Жизнь их была долгой, но от совместного долгого времени ничего не осталось в памяти, как и от всей прошедшей жизни, лишь несколько мгновений. Все запылилось и растаяло, но несколько этих коротких вспышек осталось.
Несколько взмахов. Так коротко. А вся жизнь ушла.
Вот они сидят друг против друга, и Алексей Васильевич придерживает сына коленями. Вдруг он почувствовал, что настал великий момент самостоятельности сына, и разжал колени, сын качнулся, но устоял на ногах, и все отчего-то замерло вокруг — и весенний предвечерний свет, и гудки паровоза вдали, и встревоженное лицо жены — и снова все вздрогнуло и поплыло дальше, и сын сделал к матери первый шаг. Они бегло посмотрели друг другу в глаза и уже не могли скрыть свою радость, обнялись, закружились по комнате, и Алексей Васильевич с трудом сдерживал слезы.
И лицо ее, когда провожала на фронт, белое, судорожное, слепое лицо. Им она прибилась к его груди, и он сам не мог оторвать ее от себя, помогли другие люди, и она, шатаясь, слепая, безумная, бежала со всеми вместе вслед уходящему поезду.
И тихое, бескровное, помертвевшее лицо ее, когда она вернулась домой от подпольной бабки. Он казнил себя и молча дал тогда клятву век с ней вековать, жизни для нее не пожалеть.
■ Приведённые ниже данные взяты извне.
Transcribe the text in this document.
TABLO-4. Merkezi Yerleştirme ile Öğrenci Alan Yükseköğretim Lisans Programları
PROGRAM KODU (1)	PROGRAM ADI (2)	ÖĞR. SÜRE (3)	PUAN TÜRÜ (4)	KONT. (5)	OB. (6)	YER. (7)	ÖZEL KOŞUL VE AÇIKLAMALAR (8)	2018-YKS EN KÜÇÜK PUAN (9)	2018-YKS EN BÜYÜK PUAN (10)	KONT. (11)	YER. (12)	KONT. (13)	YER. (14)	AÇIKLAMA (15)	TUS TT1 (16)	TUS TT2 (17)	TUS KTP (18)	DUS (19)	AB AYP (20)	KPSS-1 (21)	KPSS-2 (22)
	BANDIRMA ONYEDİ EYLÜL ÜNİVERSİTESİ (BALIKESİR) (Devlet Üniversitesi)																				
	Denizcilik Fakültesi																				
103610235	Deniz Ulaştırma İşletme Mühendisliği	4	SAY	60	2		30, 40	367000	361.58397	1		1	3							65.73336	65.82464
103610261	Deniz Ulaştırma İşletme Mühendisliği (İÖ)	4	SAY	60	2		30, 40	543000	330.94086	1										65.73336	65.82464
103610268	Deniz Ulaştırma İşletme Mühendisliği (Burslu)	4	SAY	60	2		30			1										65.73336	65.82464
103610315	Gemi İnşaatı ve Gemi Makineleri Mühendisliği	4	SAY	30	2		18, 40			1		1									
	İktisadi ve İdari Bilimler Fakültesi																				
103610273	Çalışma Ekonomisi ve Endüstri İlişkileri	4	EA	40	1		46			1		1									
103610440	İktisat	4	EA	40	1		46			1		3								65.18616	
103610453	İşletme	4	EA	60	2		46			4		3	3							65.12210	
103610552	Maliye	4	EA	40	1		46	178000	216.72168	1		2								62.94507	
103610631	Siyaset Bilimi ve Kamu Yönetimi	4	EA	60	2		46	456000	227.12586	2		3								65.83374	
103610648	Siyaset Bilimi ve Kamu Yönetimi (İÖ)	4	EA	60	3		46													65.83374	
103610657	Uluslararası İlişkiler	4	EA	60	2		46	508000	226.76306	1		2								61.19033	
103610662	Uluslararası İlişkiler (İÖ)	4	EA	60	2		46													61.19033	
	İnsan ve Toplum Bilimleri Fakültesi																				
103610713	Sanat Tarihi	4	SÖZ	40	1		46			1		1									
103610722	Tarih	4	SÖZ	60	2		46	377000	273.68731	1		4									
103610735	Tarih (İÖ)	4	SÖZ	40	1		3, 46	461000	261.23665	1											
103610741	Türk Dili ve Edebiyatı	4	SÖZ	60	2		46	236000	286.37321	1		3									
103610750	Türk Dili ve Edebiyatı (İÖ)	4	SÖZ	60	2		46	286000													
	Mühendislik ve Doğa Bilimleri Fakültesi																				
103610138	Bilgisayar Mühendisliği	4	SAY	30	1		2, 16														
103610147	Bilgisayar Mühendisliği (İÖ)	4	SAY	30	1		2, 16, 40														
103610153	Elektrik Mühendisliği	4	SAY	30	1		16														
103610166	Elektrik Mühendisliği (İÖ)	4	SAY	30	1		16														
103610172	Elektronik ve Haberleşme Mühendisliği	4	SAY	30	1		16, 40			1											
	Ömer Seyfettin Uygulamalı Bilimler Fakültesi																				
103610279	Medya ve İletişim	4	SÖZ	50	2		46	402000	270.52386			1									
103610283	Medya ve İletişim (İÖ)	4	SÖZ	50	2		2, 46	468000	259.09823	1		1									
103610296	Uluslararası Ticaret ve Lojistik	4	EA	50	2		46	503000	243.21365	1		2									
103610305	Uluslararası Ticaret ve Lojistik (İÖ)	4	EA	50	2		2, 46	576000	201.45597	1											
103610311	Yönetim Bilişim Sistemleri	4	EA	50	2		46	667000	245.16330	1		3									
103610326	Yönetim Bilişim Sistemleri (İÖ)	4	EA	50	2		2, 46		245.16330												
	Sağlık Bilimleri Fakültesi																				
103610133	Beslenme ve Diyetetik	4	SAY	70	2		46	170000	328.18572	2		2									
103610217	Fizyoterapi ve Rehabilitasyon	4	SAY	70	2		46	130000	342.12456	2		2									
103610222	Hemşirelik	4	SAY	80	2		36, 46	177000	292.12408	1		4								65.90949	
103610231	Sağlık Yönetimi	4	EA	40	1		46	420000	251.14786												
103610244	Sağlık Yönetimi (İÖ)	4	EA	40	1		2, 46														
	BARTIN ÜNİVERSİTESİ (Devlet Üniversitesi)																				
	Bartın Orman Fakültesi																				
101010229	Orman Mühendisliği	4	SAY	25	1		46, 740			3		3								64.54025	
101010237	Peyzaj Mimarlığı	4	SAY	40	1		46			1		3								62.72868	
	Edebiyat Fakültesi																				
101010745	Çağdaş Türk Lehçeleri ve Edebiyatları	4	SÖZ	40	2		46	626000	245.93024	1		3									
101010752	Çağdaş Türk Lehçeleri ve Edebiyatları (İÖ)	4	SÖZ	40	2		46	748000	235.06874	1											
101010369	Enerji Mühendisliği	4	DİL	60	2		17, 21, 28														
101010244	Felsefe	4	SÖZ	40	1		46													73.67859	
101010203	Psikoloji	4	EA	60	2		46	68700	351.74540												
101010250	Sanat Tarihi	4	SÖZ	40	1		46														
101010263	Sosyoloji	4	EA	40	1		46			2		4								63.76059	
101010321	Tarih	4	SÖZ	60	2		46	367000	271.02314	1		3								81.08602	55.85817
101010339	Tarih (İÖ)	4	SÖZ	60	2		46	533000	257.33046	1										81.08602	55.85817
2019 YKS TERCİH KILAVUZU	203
Да, жизнь — мгновение случайное, однако ж успевает оно вобрать в себя сон и пробуждение, еду и выпивку, безаварийные километры и премии за них, обиды, ссоры, дружбы, детей, аборты, измены, болезни, несчастья и лишь несколько коротких вспышек радости.
И сейчас бесповоротно понимал Алексей Васильевич, что какая жизнь ни выпала ему, но отречься от нее невозможно.
Он расставил локти, чтобы придержать себя забором, и не мог справиться с открывшимся ему горем, и скрипел зубами так, что зубы ныли, и в опускающихся зыбких сумерках предчувствовал, что уже не будет его прежнего, быстрого, беспечального, ах, да что же тут поделаешь, скрипел зубами — и ах-ха-ха! — и вдруг из сумерек выплыла Анна Федоровна, и он сгорбил спину, склонившись перед ней.
— Аня! — окликнул безнадежно. — Аня! Жизнь не переиграешь. Никак не переиграешь.
Руки ее бессильно упали, и она, запрокинув голову, выгнув шею, замерла лицом в красном пожарном закате. Нет и нет, не переиграешь… Написан лист, поставлена подпись, лишь осторожно подышать осталось и, размахнувшись, всем грузом, хакнув, поставить печать.
Они спустились на шоссе, прошли узким переулком и вышли на главную улицу города.
Автобусы давно не ходили. Ярко светила луна. Деревья отбрасывали долгие синие тени. Все было тихо, и тишина мешала Алексею Васильевичу — в шуме ему было бы легче.
— Жаль, что только два поезда, — уже не в первый раз говорил он. — Один вот сейчас, в два ночи, другой днем. А дневным мне нельзя — надо бы успеть внуку кое-что купить.
Он шел чуть впереди. В двух шагах от него торопливо стучали каблуки Анны Федоровны. Он чувствовал, что она устала и тяжело дышит, но остановиться боялся.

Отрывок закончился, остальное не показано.